Uma tragada pode parecer um gesto simples e inofensivo, mas, sob a superfície, o impacto no organismo é profundo e imediato. Uma simulação desenvolvida pelo canal X-Ray Buddy trouxe à luz, de forma visual e impactante, o que realmente acontece nos nossos pulmões ao inalarmos fumaça de cigarro ou o vapor dos dispositivos eletrônicos. O cenário revelado está longe de ser tranquilo.
Assim que a fumaça do cigarro entra no corpo, o sistema entra em estado de alerta. O ritmo cardíaco se acelera e as vias respiratórias sofrem um ressecamento imediato. O alcatrão, vilão conhecido, começa a se depositar nos pulmões, bloqueando os cílios — estruturas minúsculas essenciais para a limpeza e filtragem do ar que respiramos. Esse revestimento tóxico compromete a defesa natural do sistema respiratório, gerando danos que podem perdurar por dias, mesmo após o uso de apenas um cigarro.
O vape, por outro lado, opera de forma diferente, mas não menos preocupante. Em vez da combustão, o usuário inala um aerossol rico em nicotina, aromatizantes e partículas ultrafinas. O resultado costuma ser uma sensação de ardência na garganta e uma leve pressão torácica, sinais claros de que o tecido pulmonar está sob estresse químico.
Com o passar do tempo, as consequências se tornam crônicas. No caso do cigarro, a inalação de monóxido de carbono reduz a oxigenação do sangue. O corpo passa a operar em déficit, o que explica a fadiga e a sobrecarga sistêmica. Já com o vape, o pulmão permanece em um estado de inflamação contínua, o que favorece o acúmulo de muco e dificuldades respiratórias. Tosse e aperto no peito tornam-se companheiros frequentes para usuários de ambos os métodos.
A longo prazo, os danos se acumulam de forma severa. O cigarro permanece como o agente mais agressivo, elevando drasticamente os riscos de doenças cardiovasculares, pulmonares e vários tipos de câncer.
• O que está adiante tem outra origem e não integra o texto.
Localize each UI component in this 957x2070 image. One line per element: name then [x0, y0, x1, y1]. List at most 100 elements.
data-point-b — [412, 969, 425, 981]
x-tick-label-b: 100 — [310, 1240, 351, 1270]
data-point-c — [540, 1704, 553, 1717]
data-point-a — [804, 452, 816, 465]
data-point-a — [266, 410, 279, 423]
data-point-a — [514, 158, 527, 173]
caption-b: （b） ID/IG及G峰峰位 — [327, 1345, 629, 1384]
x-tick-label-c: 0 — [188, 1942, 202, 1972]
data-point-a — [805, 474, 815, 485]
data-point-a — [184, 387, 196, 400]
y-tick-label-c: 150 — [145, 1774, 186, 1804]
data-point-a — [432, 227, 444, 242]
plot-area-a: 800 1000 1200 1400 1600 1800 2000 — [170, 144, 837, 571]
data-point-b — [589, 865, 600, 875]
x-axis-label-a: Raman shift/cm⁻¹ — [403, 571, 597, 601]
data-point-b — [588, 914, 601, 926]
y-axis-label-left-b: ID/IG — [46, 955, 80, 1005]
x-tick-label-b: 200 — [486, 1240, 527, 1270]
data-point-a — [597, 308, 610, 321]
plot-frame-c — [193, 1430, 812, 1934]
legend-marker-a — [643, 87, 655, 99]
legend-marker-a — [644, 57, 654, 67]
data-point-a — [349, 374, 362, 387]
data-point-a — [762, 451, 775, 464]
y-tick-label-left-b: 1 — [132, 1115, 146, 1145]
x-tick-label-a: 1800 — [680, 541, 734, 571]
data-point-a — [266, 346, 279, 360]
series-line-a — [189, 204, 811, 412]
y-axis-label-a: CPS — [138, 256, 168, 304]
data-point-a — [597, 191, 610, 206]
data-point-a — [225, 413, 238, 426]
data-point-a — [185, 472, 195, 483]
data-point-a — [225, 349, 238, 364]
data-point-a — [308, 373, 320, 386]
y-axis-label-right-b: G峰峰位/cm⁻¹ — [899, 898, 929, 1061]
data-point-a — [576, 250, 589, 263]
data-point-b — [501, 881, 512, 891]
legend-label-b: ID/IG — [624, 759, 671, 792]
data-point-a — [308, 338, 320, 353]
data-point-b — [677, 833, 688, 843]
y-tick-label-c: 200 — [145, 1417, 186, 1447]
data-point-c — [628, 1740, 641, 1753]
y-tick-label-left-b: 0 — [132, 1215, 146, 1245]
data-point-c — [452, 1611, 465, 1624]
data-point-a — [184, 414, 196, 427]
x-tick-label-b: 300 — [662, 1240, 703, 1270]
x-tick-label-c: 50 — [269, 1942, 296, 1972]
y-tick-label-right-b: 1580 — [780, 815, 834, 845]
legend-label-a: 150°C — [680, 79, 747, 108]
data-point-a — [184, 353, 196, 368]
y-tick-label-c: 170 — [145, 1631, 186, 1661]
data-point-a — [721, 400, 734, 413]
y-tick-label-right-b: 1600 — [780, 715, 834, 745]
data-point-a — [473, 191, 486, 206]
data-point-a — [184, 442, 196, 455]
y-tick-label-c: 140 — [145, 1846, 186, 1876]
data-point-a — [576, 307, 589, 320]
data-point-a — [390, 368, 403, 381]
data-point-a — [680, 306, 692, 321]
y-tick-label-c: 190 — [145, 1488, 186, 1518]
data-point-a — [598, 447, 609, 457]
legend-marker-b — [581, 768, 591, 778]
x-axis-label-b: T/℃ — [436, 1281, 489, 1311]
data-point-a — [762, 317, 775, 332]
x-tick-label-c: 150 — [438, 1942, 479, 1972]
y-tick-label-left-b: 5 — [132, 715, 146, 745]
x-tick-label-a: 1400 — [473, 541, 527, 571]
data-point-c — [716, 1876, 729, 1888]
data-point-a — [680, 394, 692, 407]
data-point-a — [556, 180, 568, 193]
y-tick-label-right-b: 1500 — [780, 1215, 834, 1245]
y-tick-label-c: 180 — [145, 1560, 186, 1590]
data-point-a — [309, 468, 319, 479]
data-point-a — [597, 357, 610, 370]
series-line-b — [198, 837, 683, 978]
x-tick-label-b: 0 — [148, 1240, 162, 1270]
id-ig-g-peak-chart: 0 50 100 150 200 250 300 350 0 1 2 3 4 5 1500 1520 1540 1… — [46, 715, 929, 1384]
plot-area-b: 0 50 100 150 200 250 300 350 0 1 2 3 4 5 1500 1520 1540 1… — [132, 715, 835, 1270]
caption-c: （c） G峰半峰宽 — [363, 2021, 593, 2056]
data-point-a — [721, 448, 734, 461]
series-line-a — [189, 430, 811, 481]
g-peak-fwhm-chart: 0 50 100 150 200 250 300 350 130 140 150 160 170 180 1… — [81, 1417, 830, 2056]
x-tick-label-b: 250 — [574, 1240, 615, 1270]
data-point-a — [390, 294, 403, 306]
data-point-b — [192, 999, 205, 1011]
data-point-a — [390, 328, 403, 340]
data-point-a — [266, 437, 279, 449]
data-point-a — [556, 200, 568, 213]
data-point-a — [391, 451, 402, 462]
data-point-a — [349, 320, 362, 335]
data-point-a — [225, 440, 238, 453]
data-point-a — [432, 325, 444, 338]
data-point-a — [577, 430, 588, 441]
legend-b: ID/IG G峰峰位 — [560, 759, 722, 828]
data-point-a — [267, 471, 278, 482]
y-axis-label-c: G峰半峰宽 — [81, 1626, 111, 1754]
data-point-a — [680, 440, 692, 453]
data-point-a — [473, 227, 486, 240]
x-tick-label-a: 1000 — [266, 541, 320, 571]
É um desgaste constante, como uma máquina que nunca para de sofrer atrito.
Embora o NHS e outros órgãos de saúde reconheçam que, para fumantes de longa data, a migração para o vape pode reduzir a exposição a certas toxinas presentes no cigarro comum, isso não torna o dispositivo inofensivo. A maioria dos vapes carrega nicotina e compostos potencialmente perigosos, como o formaldeído. Sem a fumaça densa do tabaco, o vape mantém os pulmões em um nível de alerta constante, impedindo que o órgão retome seu funcionamento natural e encontre o descanso necessário para a regeneração.